Na questão 909 de O Livro dos Espíritos, os dedicados Mentores Espirituais que orientaram Allan Kardec na Codificação Espírita disseram que para vencer as suas más inclinações, bastaria ao ser humano empreender esforços bem pequenos, mas o que lhe falta é a vontade.

Joanna de Ângelis escreve no livro Triunfo Pessoal, psicografado por Divaldo P. Franco, que:

A vontade deve e pode ser trabalhada através de exercícios mentais, da geração de interesse e de motivação para conseguir-se a autorrealização, a conquista de recursos de vária natureza, especialmente na transformação dos instintos em sentimentos, dos hábitos doentios em saúde, da conquista da beleza, dos ideais de engrandecimento humano.[3]

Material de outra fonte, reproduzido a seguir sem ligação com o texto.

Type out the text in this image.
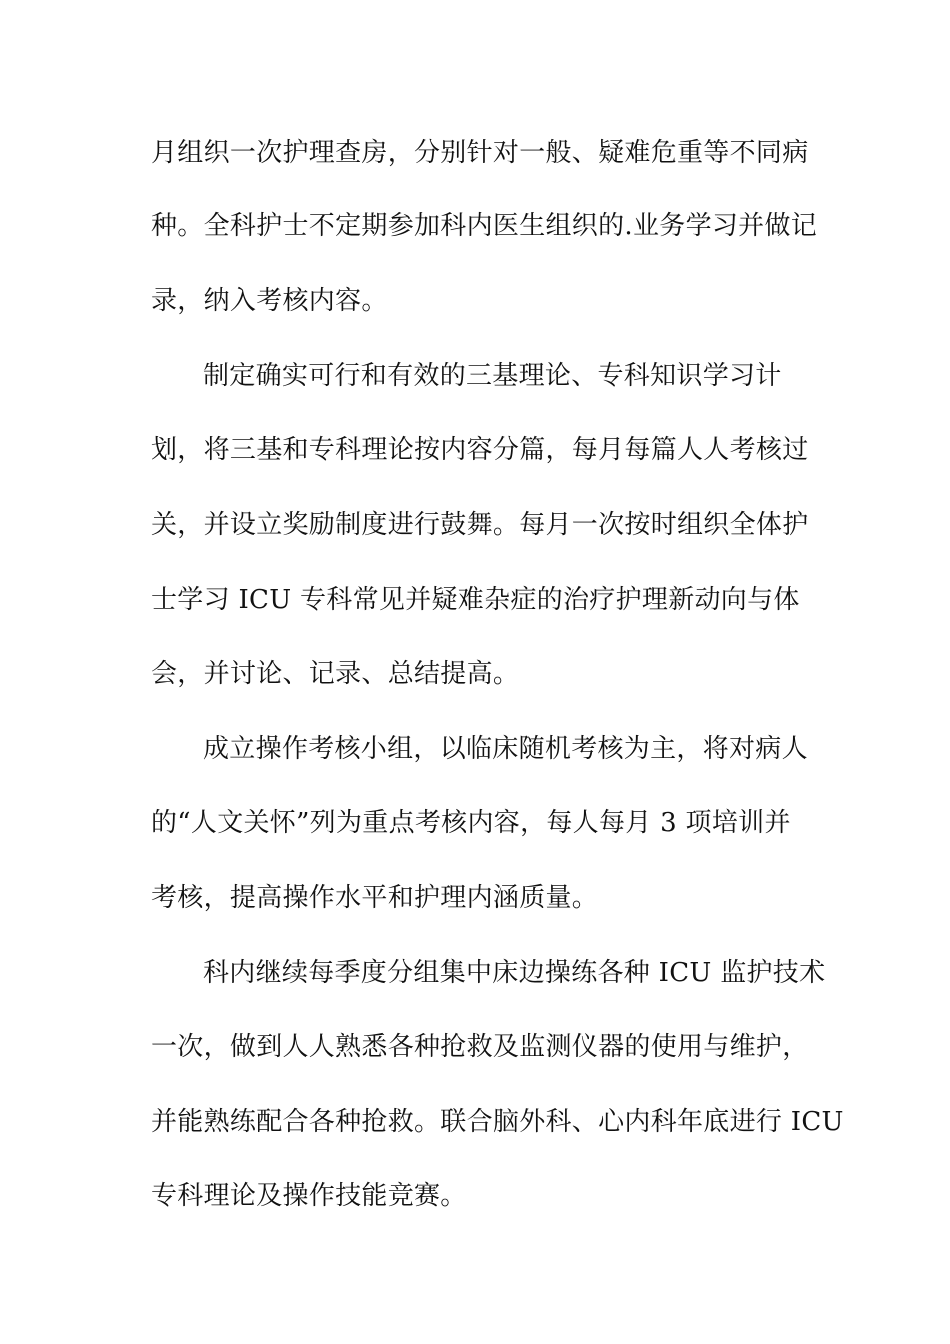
月组织一次护理查房，分别针对一般、疑难危重等不同病
种。全科护士不定期参加科内医生组织的.业务学习并做记
录，纳入考核内容。
制定确实可行和有效的三基理论、专科知识学习计
划，将三基和专科理论按内容分篇，每月每篇人人考核过
关，并设立奖励制度进行鼓舞。每月一次按时组织全体护
士学习 ICU 专科常见并疑难杂症的治疗护理新动向与体
会，并讨论、记录、总结提高。
成立操作考核小组，以临床随机考核为主，将对病人
的“人文关怀”列为重点考核内容，每人每月 3 项培训并
考核，提高操作水平和护理内涵质量。
科内继续每季度分组集中床边操练各种 ICU 监护技术
一次，做到人人熟悉各种抢救及监测仪器的使用与维护，
并能熟练配合各种抢救。联合脑外科、心内科年底进行 ICU
专科理论及操作技能竞赛。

Infere-se de tudo isso que a vontade é a mola propulsora da evolução do ser humano, tanto física quanto espiritual. Quanto maior o nosso entendimento das questões espirituais, maior é o nosso interesse em buscar o aprimoramento das nossas faculdades morais no sentido de que nos tornemos criaturas melhores, mas esse interesse deve ser acompanhado de um esforço pessoal que somente a vontade bem direcionada pode proporcionar.

Resiliência, uma palavra tão em voga na atualidade, em seu sentido figurado, pode ser conceituada como a capacidade que a pessoa tem de lidar com seus próprios problemas, de sobreviver e superar momentos difíceis, de aprender a desenvolver a capacidade de ser flexível e coerente diante de situações de elevado estresse, de acreditar que, de uma maneira ou de outra, é possível ter o controle sobre a situação e sobre os eventos da vida. Mas, para ser resiliente, é necessário a vontade. É a vontade que vai fortalecer a capacidade de fazer, de conquistar, de superar, de se adaptar diante das diversas situações ou, melhor dizendo, das diversas oportunidades que a vida apresenta para a evolução, até mesmo para aprender a comer a semente do mamão…


[1] DENIS, Léon. O problema do ser, do destino e dar dor. Rio de Janeiro: FEB, 2007, 3 p., c. 1.

[2] Idem.

[3] FRANCO, Divaldo P. Pelo Espírito Joanna de Ângelis. Triunfo pessoal. 6a ed., Salvador: LEAL, 2010, c. 2.